Government Agencies Avoiding Warrants

Not the NSA program but the Washington Post reported yesterday that the FBI Finds It Frequently Overstepped in Collecting Data using NSLs. "An internal FBI audit has found that the bureau potentially violated the law or agency rules more than 1,000 times while collecting data about domestic phone calls, e-mails and financial transactions in recent years, far more than was documented in a Justice Department report in March that ignited bipartisan congressional criticism."

"FBI officials said the results confirmed what agency supervisors and outside critics feared, namely that many agents did not understand or follow the required legal procedures and paperwork requirements when collecting personal information with one of the most sensitive and powerful intelligence-gathering tools of the post-Sept. 11 era -- the National Security Letter, or NSL."

"Since March," FBI General Counsel Valerie E. Caproni added, "remedies addressing every aspect of the problem have been implemented or are well on the way."

So the NSA and FBI are avoiding warrants; guess what, other agencies are as well. Here's a crazy story of the DEA causing a car accident, car theft and car chase in order to make use of the vehicle exception to the 4th Amendment.

"On December 18, 2004, Ascension Alverez-Tejeda and his girlfriend were stopped at a traffic light near La Pine Oregon, and when the light turned green, the car in front of them stalled. Alverez-Tejeda stopped in time but a pickup truck behind him rear-ended him. When he got out to look at his bumper, the police showed up and arrested the truck driver for drinking and driving. The cops then convinced Alverez-Tejeda and his girlfriend to go to a nearby parking lot, ordered them out of their car and into in the back of the cop car for 'processing.' While they were in the cruiser, a person jumped in their car and took off. The cops ordered the pair out and set off in full pursuit up the road. A few minutes later, the stolen car comes flying back down the road with the police cruiser in pursuit. The pursuing officer returns alone with the woman's purse, telling the duo that the carjacker thrown it out the car window and escaped. The woman is so upset she hurls and the police put the distraught couple up in a motel."

Everyone in the story other than Alverez and his girlfriend were cops. This is what cops are doing instead of getting warrants. Why is that? The district court in Washington found that the caper violated the Fourth Amendment, but the Ninth Circuit Court of Appeals overturned the lower court's decision on June 7th.

2 comments:

grahams said...

I think I remember reading that the 1000 violations were found in a 10% sample of all the recordings....

Howard said...

Maybe from the 2nd paragraph of the article :)

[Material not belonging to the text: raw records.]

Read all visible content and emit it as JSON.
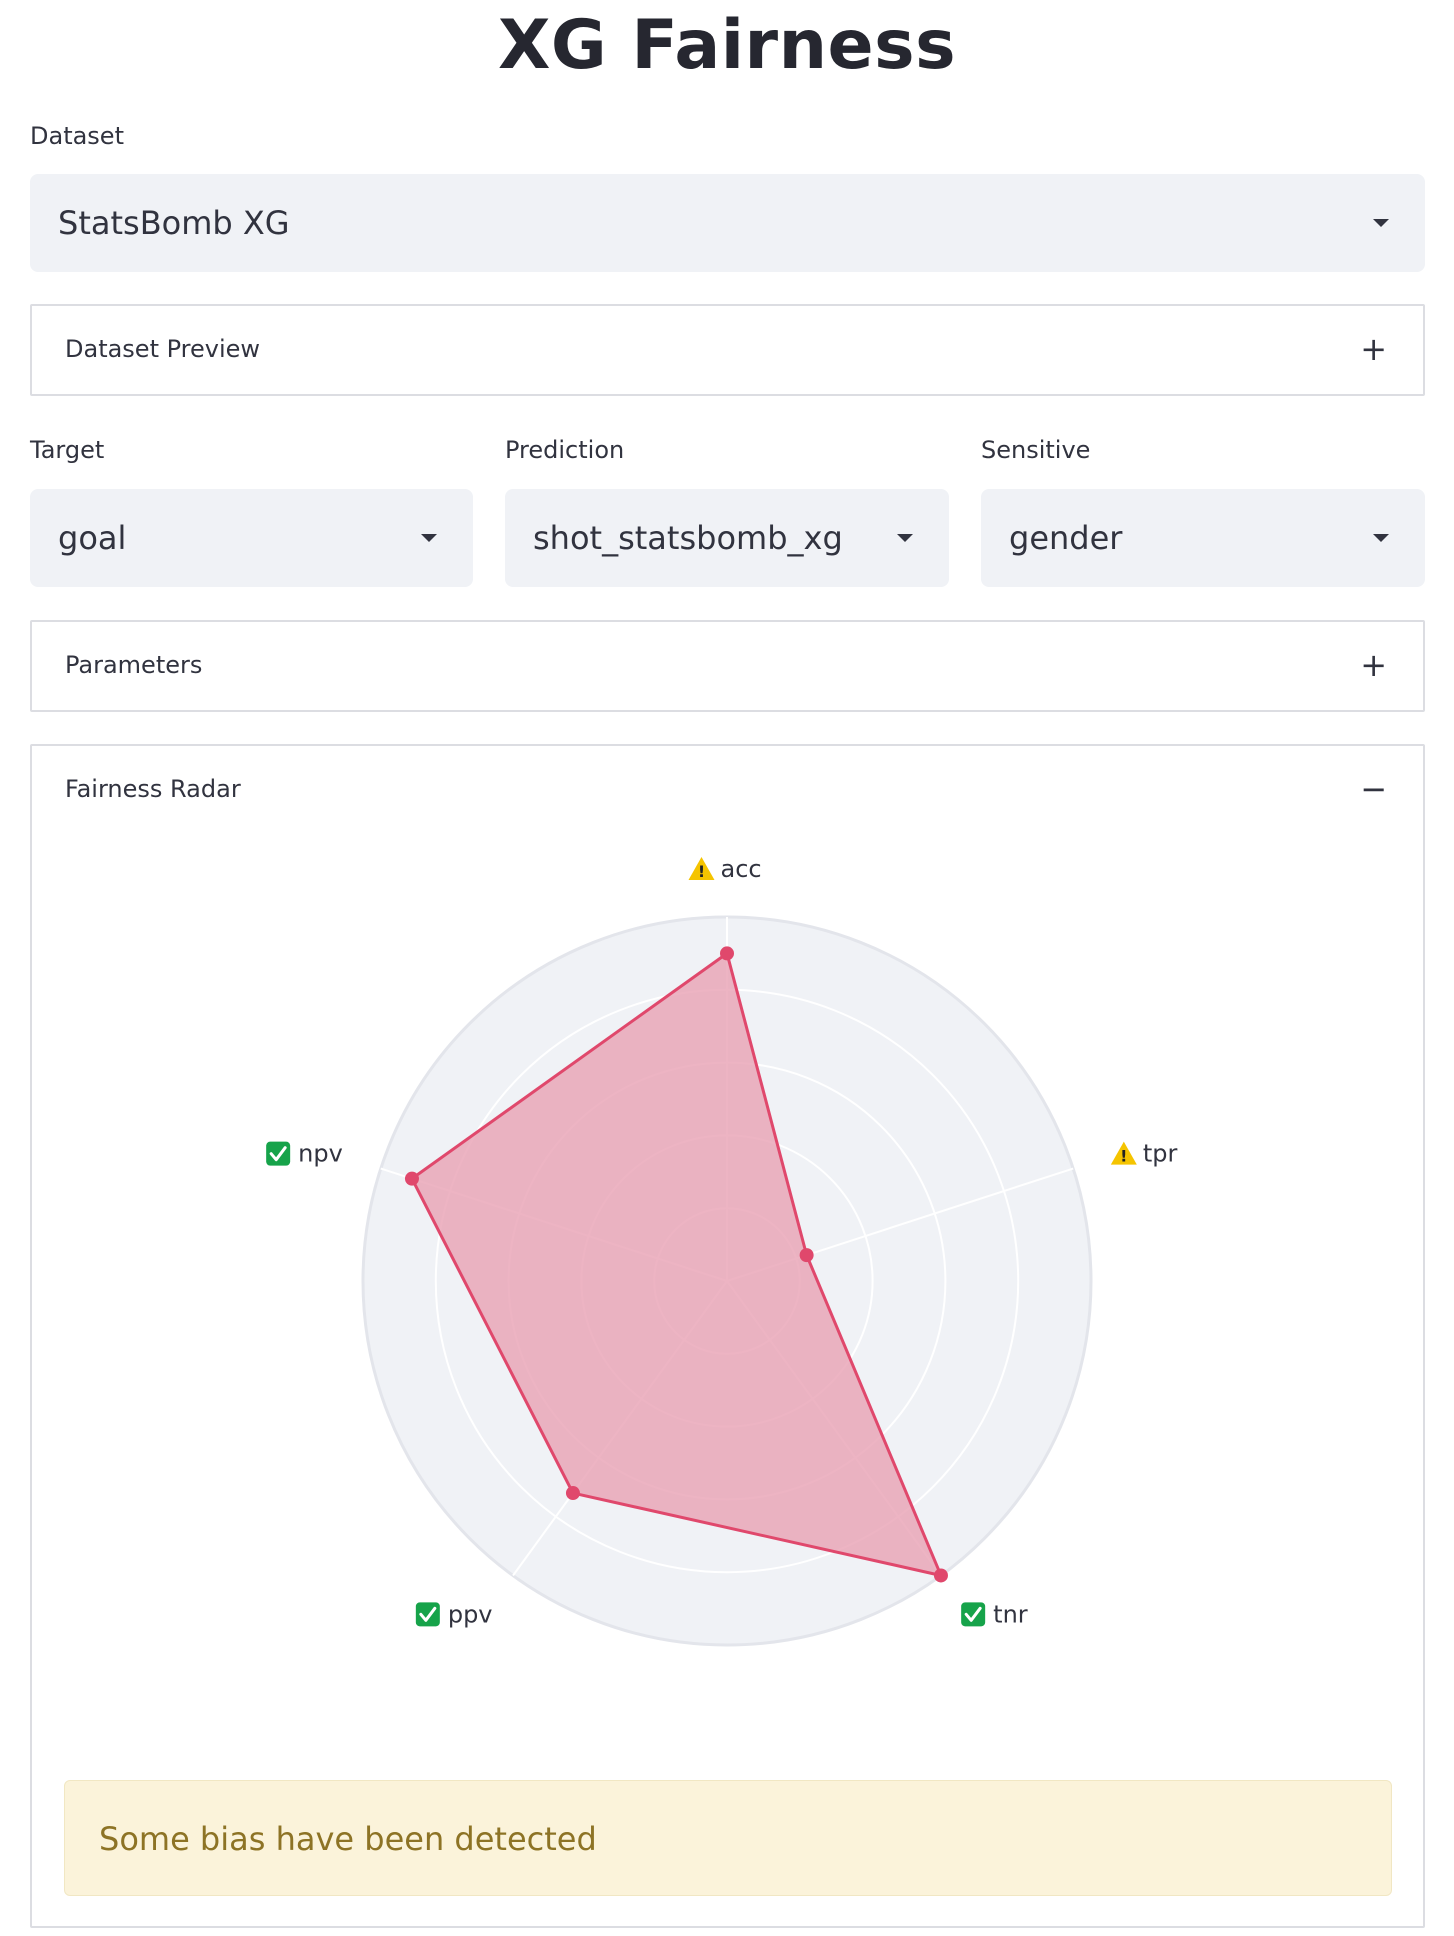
{
  "title": "XG Fairness",
  "dataset": {
    "label": "Dataset",
    "selected": "StatsBomb XG"
  },
  "preview": {
    "label": "Dataset Preview",
    "toggle": "+"
  },
  "target": {
    "label": "Target",
    "selected": "goal"
  },
  "prediction": {
    "label": "Prediction",
    "selected": "shot_statsbomb_xg"
  },
  "sensitive": {
    "label": "Sensitive",
    "selected": "gender"
  },
  "parameters": {
    "label": "Parameters",
    "toggle": "+"
  },
  "radar": {
    "label": "Fairness Radar",
    "toggle": "−"
  },
  "alert": {
    "message": "Some bias have been detected"
  },
  "colors": {
    "accent": "#e0486c",
    "fill": "#e8a1b4",
    "bg_polar": "#f0f2f6",
    "warning": "#f5c400",
    "check": "#16a34a"
  },
  "chart_data": {
    "type": "radar",
    "categories": [
      "acc",
      "tpr",
      "tnr",
      "ppv",
      "npv"
    ],
    "status": [
      "warning",
      "warning",
      "ok",
      "ok",
      "ok"
    ],
    "status_icons": {
      "warning": "warning-icon",
      "ok": "check-icon"
    },
    "values": [
      0.9,
      0.23,
      1.0,
      0.72,
      0.91
    ],
    "range": [
      0,
      1
    ],
    "grid": true,
    "rings": 5
  }
}
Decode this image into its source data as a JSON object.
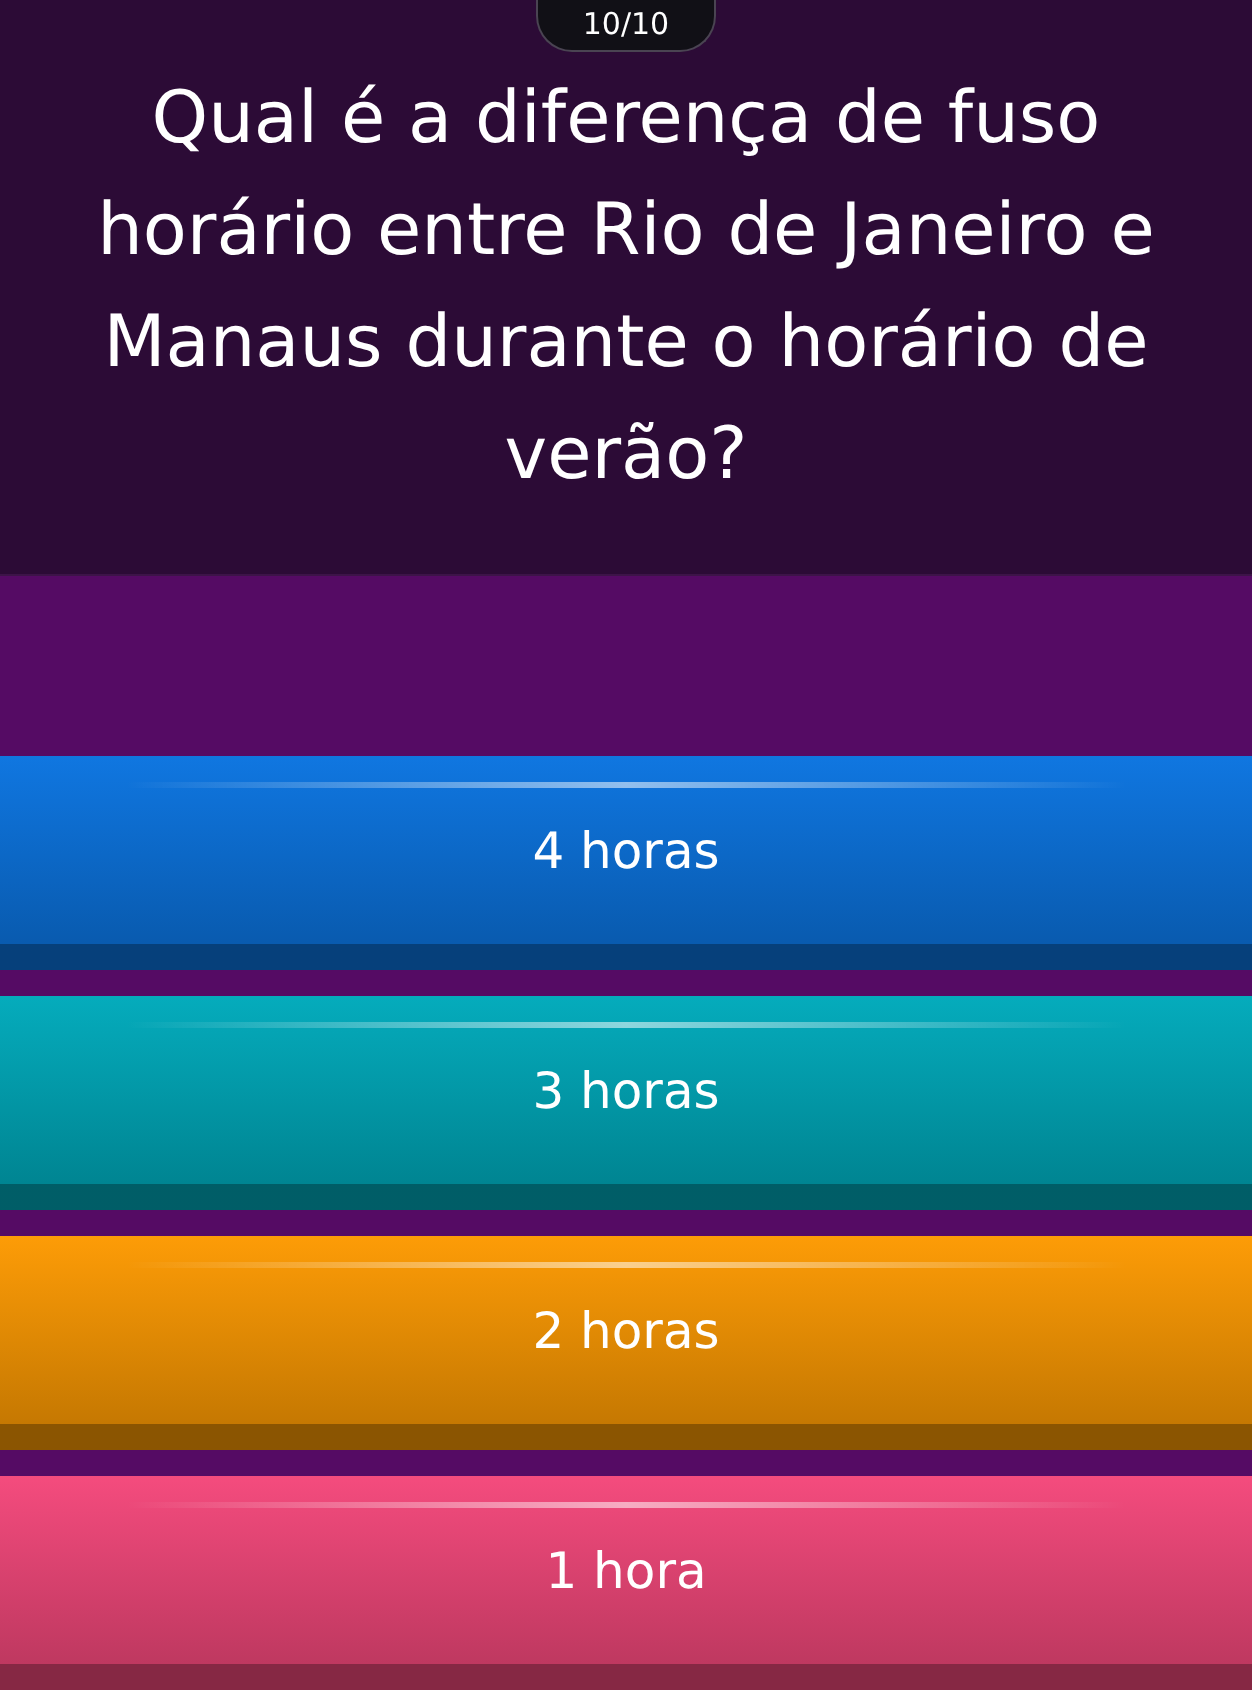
{
  "counter": "10/10",
  "question": "Qual é a diferença de fuso horário entre Rio de Janeiro e Manaus durante o horário de verão?",
  "options": [
    {
      "label": "4 horas",
      "color": "#0b74e0"
    },
    {
      "label": "3 horas",
      "color": "#00aabb"
    },
    {
      "label": "2 horas",
      "color": "#fd9a02"
    },
    {
      "label": "1 hora",
      "color": "#f4487b"
    }
  ]
}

"The new audit covers just 10 percent of the bureau's national security investigations since 2002, and so the mistakes in the FBI's domestic surveillance efforts probably number several thousand, bureau officials said in interviews. The earlier report found 22 violations in a much smaller sampling."

and the last two:

The officials said the final tally of violations that are serious enough to be reported to the panel might be much less than the number turned up by the audit, noting that only five of the 22 potential violations identified by the Justice Department's inspector general this spring were ultimately deemed to be reportable.

"We expect that percentage will hold or be similar when we get through the hundreds of potential violations identified here," said a senior FBI official, who spoke on the condition of anonymity because the bureau's findings have not yet been made public.